Alibaba Group mengabarkan rangkaian pencapaian krusial bisnis kecerdasan buatannya (Artificial Intelligence/AI) menuju paruh kedua 2026. Alibaba yang bermarkas di Hangzhou tersebut telah menyelaraskan struktur organisasinya, memperbarui model bahasa berskala besar (LLM), serta secara agresif memperluas infrastruktur jaringan komputer awannya (cloud computing) di tingkat global.
Langkah ini mencerminkan fase transisi di mana fokus industri tidak lagi berada pada tahap uji coba purwarupa, melainkan penerapan kecerdasan buatan komersial berskala penuh. Berbekal kapabilitas teknologi hulu ke hilir (full-stack)—mulai dari produksi cip mandiri, manajemen awan, hingga pengembangan model dasar—Alibaba memosisikan dirinya sebagai pemain kunci dalam peta persaingan kecerdasan buatan dunia.
Restrukturisasi Organisasi: Hadirnya Alibaba Token Hub
Perubahan fundamental pertama terjadi pada Maret 2026 dengan peresmian grup bisnis baru bernama Alibaba Token Hub(ATH). Divisi yang dipimpin langsung oleh Chief Executive Officer Eddie Wu ini bertindak sebagai payung besar yang meleburkan berbagai talenta dan produk AI inti milik perusahaan.
Beberapa unit bisnis yang kini beroperasi di bawah komando ATH meliputi:
-
Tongyi Laboratory
-
Lini bisnis Model-as-a-Service (MaaS)
-
Qwen Business Unit
-
Wukong Business Unit
-
AI Innovation Business Unit
Tujuan sentral dari peleburan ini adalah untuk menciptakan, menyalurkan, sekaligus menerapkan utilitas token secara efisien di seluruh jaringan ekosistem Alibaba.
Tabel Evolusi Lini Model AI Generatif Generasi Terbaru
Di sektor perangkat lunak, perusahaan secara konsisten merilis peningkatan model AI generatif (Generative AI) sepanjang kuartal kedua 2026. Inovasi ini tidak hanya berpusat pada pemrosesan teks, tetapi telah merambah pembuatan video serta dunia interaktif.
Berikut adalah rincian model kecerdasan buatan terbaru yang diluncurkan Alibaba:
Perluasan Ekosistem Konsumen Qwen dan Infrastruktur Cloud
Guna mendekatkan teknologi AI kepada konsumen akhir, Alibaba mengintegrasikan layanan e-commerce dan mobilitas mereka (Taobao, Alipay, Fliggy, Amap) ke dalam satu antarmuka percakapan terpusat bernama Qwen App pada awal tahun ini.
Inovasi perangkat keras turut dihadirkan melalui debut Qwen Glasses di ajang Mobile World Congress (MWC) Barcelona. Kacamata pintar ini disematkan fitur transkripsi, terjemahan seketika (real-time), serta identifikasi visual. Khusus di Tiongkok, kacamata ini bahkan dapat memproses perintah suara untuk memesan transportasi daring. Di sektor perusahaan (B2B), platform Wukong dihadirkan untuk menunjang otomatisasi alur kerja operasional bisnis yang kompleks.
Ekspansi lunak ini ditopang oleh investasi infrastruktur perangkat keras senilai USD 53 miliar. Alibaba Cloud mencatatkan pembukaan pusat data baru di Jepang, Malaysia, Prancis, dan Meksiko. Saat ini, jaringan cloud mereka telah beroperasi dengan 105 zona ketersediaan (availability zones) yang tersebar di 32 wilayah, memastikan kedaulatan serta ketahanan data sesuai regulasi keamanan siber lokal.

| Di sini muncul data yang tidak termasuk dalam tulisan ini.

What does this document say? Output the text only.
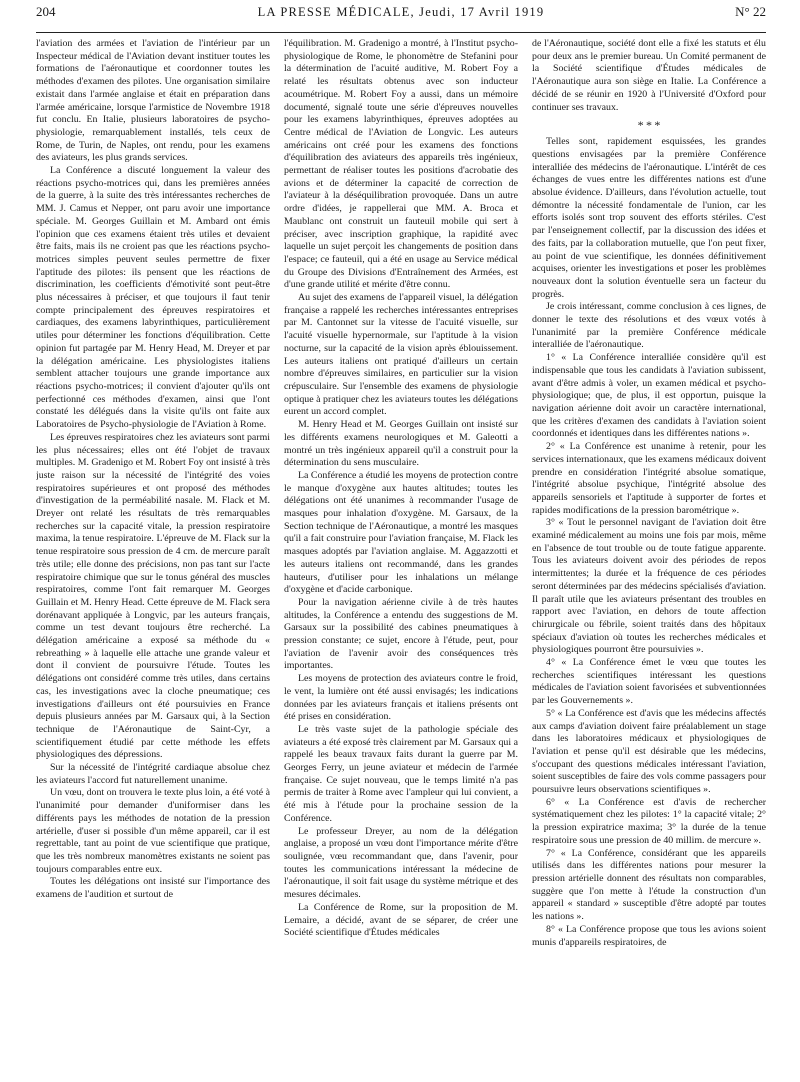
204	LA PRESSE MÉDICALE, Jeudi, 17 Avril 1919	N° 22

l'aviation des armées et l'aviation de l'intérieur par un Inspecteur médical de l'Aviation devant instituer toutes les formations de l'aéronautique et coordonner toutes les méthodes d'examen des pilotes. Une organisation similaire existait dans l'armée anglaise et était en préparation dans l'armée américaine, lorsque l'armistice de Novembre 1918 fut conclu. En Italie, plusieurs laboratoires de psycho-physiologie, remarquablement installés, tels ceux de Rome, de Turin, de Naples, ont rendu, pour les examens des aviateurs, les plus grands services.

La Conférence a discuté longuement la valeur des réactions psycho-motrices qui, dans les premières années de la guerre, à la suite des très intéressantes recherches de MM. J. Camus et Nepper, ont paru avoir une importance spéciale. M. Georges Guillain et M. Ambard ont émis l'opinion que ces examens étaient très utiles et devaient être faits, mais ils ne croient pas que les réactions psycho-motrices simples peuvent seules permettre de fixer l'aptitude des pilotes: ils pensent que les réactions de discrimination, les coefficients d'émotivité sont peut-être plus nécessaires à préciser, et que toujours il faut tenir compte principalement des épreuves respiratoires et cardiaques, des examens labyrinthiques, particulièrement utiles pour déterminer les fonctions d'équilibration. Cette opinion fut partagée par M. Henry Head, M. Dreyer et par la délégation américaine. Les physiologistes italiens semblent attacher toujours une grande importance aux réactions psycho-motrices; il convient d'ajouter qu'ils ont perfectionné ces méthodes d'examen, ainsi que l'ont constaté les délégués dans la visite qu'ils ont faite aux Laboratoires de Psycho-physiologie de l'Aviation à Rome.

Les épreuves respiratoires chez les aviateurs sont parmi les plus nécessaires; elles ont été l'objet de travaux multiples. M. Gradenigo et M. Robert Foy ont insisté à très juste raison sur la nécessité de l'intégrité des voies respiratoires supérieures et ont proposé des méthodes d'investigation de la perméabilité nasale. M. Flack et M. Dreyer ont relaté les résultats de très remarquables recherches sur la capacité vitale, la pression respiratoire maxima, la tenue respiratoire. L'épreuve de M. Flack sur la tenue respiratoire sous pression de 4 cm. de mercure paraît très utile; elle donne des précisions, non pas tant sur l'acte respiratoire chimique que sur le tonus général des muscles respiratoires, comme l'ont fait remarquer M. Georges Guillain et M. Henry Head. Cette épreuve de M. Flack sera dorénavant appliquée à Longvic, par les auteurs français, comme un test devant toujours être recherché. La délégation américaine a exposé sa méthode du « rebreathing » à laquelle elle attache une grande valeur et dont il convient de poursuivre l'étude. Toutes les délégations ont considéré comme très utiles, dans certains cas, les investigations avec la cloche pneumatique; ces investigations d'ailleurs ont été poursuivies en France depuis plusieurs années par M. Garsaux qui, à la Section technique de l'Aéronautique de Saint-Cyr, a scientifiquement étudié par cette méthode les effets physiologiques des dépressions.

Sur la nécessité de l'intégrité cardiaque absolue chez les aviateurs l'accord fut naturellement unanime.

Un vœu, dont on trouvera le texte plus loin, a été voté à l'unanimité pour demander d'uniformiser dans les différents pays les méthodes de notation de la pression artérielle, d'user si possible d'un même appareil, car il est regrettable, tant au point de vue scientifique que pratique, que les très nombreux manomètres existants ne soient pas toujours comparables entre eux.

Toutes les délégations ont insisté sur l'importance des examens de l'audition et surtout de

l'équilibration. M. Gradenigo a montré, à l'Institut psycho-physiologique de Rome, le phonomètre de Stefanini pour la détermination de l'acuité auditive, M. Robert Foy a relaté les résultats obtenus avec son inducteur acoumétrique. M. Robert Foy a aussi, dans un mémoire documenté, signalé toute une série d'épreuves nouvelles pour les examens labyrinthiques, épreuves adoptées au Centre médical de l'Aviation de Longvic. Les auteurs américains ont créé pour les examens des fonctions d'équilibration des aviateurs des appareils très ingénieux, permettant de réaliser toutes les positions d'acrobatie des avions et de déterminer la capacité de correction de l'aviateur à la déséquilibration provoquée. Dans un autre ordre d'idées, je rappellerai que MM. A. Broca et Maublanc ont construit un fauteuil mobile qui sert à préciser, avec inscription graphique, la rapidité avec laquelle un sujet perçoit les changements de position dans l'espace; ce fauteuil, qui a été en usage au Service médical du Groupe des Divisions d'Entraînement des Armées, est d'une grande utilité et mérite d'être connu.

Au sujet des examens de l'appareil visuel, la délégation française a rappelé les recherches intéressantes entreprises par M. Cantonnet sur la vitesse de l'acuité visuelle, sur l'acuité visuelle hypernormale, sur l'aptitude à la vision nocturne, sur la capacité de la vision après éblouissement. Les auteurs italiens ont pratiqué d'ailleurs un certain nombre d'épreuves similaires, en particulier sur la vision crépusculaire. Sur l'ensemble des examens de physiologie optique à pratiquer chez les aviateurs toutes les délégations eurent un accord complet.

M. Henry Head et M. Georges Guillain ont insisté sur les différents examens neurologiques et M. Galeotti a montré un très ingénieux appareil qu'il a construit pour la détermination du sens musculaire.

La Conférence a étudié les moyens de protection contre le manque d'oxygène aux hautes altitudes; toutes les délégations ont été unanimes à recommander l'usage de masques pour inhalation d'oxygène. M. Garsaux, de la Section technique de l'Aéronautique, a montré les masques qu'il a fait construire pour l'aviation française, M. Flack les masques adoptés par l'aviation anglaise. M. Aggazzotti et les auteurs italiens ont recommandé, dans les grandes hauteurs, d'utiliser pour les inhalations un mélange d'oxygène et d'acide carbonique.

Pour la navigation aérienne civile à de très hautes altitudes, la Conférence a entendu des suggestions de M. Garsaux sur la possibilité des cabines pneumatiques à pression constante; ce sujet, encore à l'étude, peut, pour l'aviation de l'avenir avoir des conséquences très importantes.

Les moyens de protection des aviateurs contre le froid, le vent, la lumière ont été aussi envisagés; les indications données par les aviateurs français et italiens présents ont été prises en considération.

Le très vaste sujet de la pathologie spéciale des aviateurs a été exposé très clairement par M. Garsaux qui a rappelé les beaux travaux faits durant la guerre par M. Georges Ferry, un jeune aviateur et médecin de l'armée française. Ce sujet nouveau, que le temps limité n'a pas permis de traiter à Rome avec l'ampleur qui lui convient, a été mis à l'étude pour la prochaine session de la Conférence.

Le professeur Dreyer, au nom de la délégation anglaise, a proposé un vœu dont l'importance mérite d'être soulignée, vœu recommandant que, dans l'avenir, pour toutes les communications intéressant la médecine de l'aéronautique, il soit fait usage du système métrique et des mesures décimales.

La Conférence de Rome, sur la proposition de M. Lemaire, a décidé, avant de se séparer, de créer une Société scientifique d'Études médicales

de l'Aéronautique, société dont elle a fixé les statuts et élu pour deux ans le premier bureau. Un Comité permanent de la Société scientifique d'Études médicales de l'Aéronautique aura son siège en Italie. La Conférence a décidé de se réunir en 1920 à l'Université d'Oxford pour continuer ses travaux.

* * *

Telles sont, rapidement esquissées, les grandes questions envisagées par la première Conférence interalliée des médecins de l'aéronautique. L'intérêt de ces échanges de vues entre les différentes nations est d'une absolue évidence. D'ailleurs, dans l'évolution actuelle, tout démontre la nécessité fondamentale de l'union, car les efforts isolés sont trop souvent des efforts stériles. C'est par l'enseignement collectif, par la discussion des idées et des faits, par la collaboration mutuelle, que l'on peut fixer, au point de vue scientifique, les données définitivement acquises, orienter les investigations et poser les problèmes nouveaux dont la solution éventuelle sera un facteur du progrès.

Je crois intéressant, comme conclusion à ces lignes, de donner le texte des résolutions et des vœux votés à l'unanimité par la première Conférence médicale interalliée de l'aéronautique.

1° « La Conférence interalliée considère qu'il est indispensable que tous les candidats à l'aviation subissent, avant d'être admis à voler, un examen médical et psycho-physiologique; que, de plus, il est opportun, puisque la navigation aérienne doit avoir un caractère international, que les critères d'examen des candidats à l'aviation soient coordonnés et identiques dans les différentes nations ».

2° « La Conférence est unanime à retenir, pour les services internationaux, que les examens médicaux doivent prendre en considération l'intégrité absolue somatique, l'intégrité absolue psychique, l'intégrité absolue des appareils sensoriels et l'aptitude à supporter de fortes et rapides modifications de la pression barométrique ».

3° « Tout le personnel navigant de l'aviation doit être examiné médicalement au moins une fois par mois, même en l'absence de tout trouble ou de toute fatigue apparente. Tous les aviateurs doivent avoir des périodes de repos intermittentes; la durée et la fréquence de ces périodes seront déterminées par des médecins spécialisés d'aviation. Il paraît utile que les aviateurs présentant des troubles en rapport avec l'aviation, en dehors de toute affection chirurgicale ou fébrile, soient traités dans des hôpitaux spéciaux d'aviation où toutes les recherches médicales et physiologiques pourront être poursuivies ».

4° « La Conférence émet le vœu que toutes les recherches scientifiques intéressant les questions médicales de l'aviation soient favorisées et subventionnées par les Gouvernements ».

5° « La Conférence est d'avis que les médecins affectés aux camps d'aviation doivent faire préalablement un stage dans les laboratoires médicaux et physiologiques de l'aviation et pense qu'il est désirable que les médecins, s'occupant des questions médicales intéressant l'aviation, soient susceptibles de faire des vols comme passagers pour poursuivre leurs observations scientifiques ».

6° « La Conférence est d'avis de rechercher systématiquement chez les pilotes: 1° la capacité vitale; 2° la pression expiratrice maxima; 3° la durée de la tenue respiratoire sous une pression de 40 millim. de mercure ».

7° « La Conférence, considérant que les appareils utilisés dans les différentes nations pour mesurer la pression artérielle donnent des résultats non comparables, suggère que l'on mette à l'étude la construction d'un appareil « standard » susceptible d'être adopté par toutes les nations ».

8° « La Conférence propose que tous les avions soient munis d'appareils respiratoires, de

Implementasi AI Terapan: Mengubah Sektor Kesehatan dan Pertanian
Dampak nyata dari infrastruktur tersebut mulai terlihat di berbagai sektor esensial. Melalui Alibaba DAMO Academy, perusahaan meluncurkan perangkat diagnostik medis tingkat lanjut, yakni MAOSS untuk deteksi dini perlemakan hati, serta COCA untuk skrining kanker usus besar, di mana keduanya mencatatkan tingkat akurasi klinis yang tinggi.
Di sektor agrikultur, kolaborasi dengan Muyuan Group (pemimpin industri peternakan babi global) melahirkan model peternakan cerdas. Integrasi kemampuan komputasi canggih dengan Qwen LLM membantu otomatisasi penyesuaian nutrisi pakan serta pengelolaan mutu bibit ternak, memberikan nilai efisiensi yang signifikan. Menginjak paruh kedua 2026, rentetan inovasi ini menjadi landasan kuat bagi Alibaba untuk terus menggerakkan roda ekonomi digital global berbasis AI.
—
Disclosure: Artikel ini disusun dengan bantuan AI dan dalam pengawasan editor.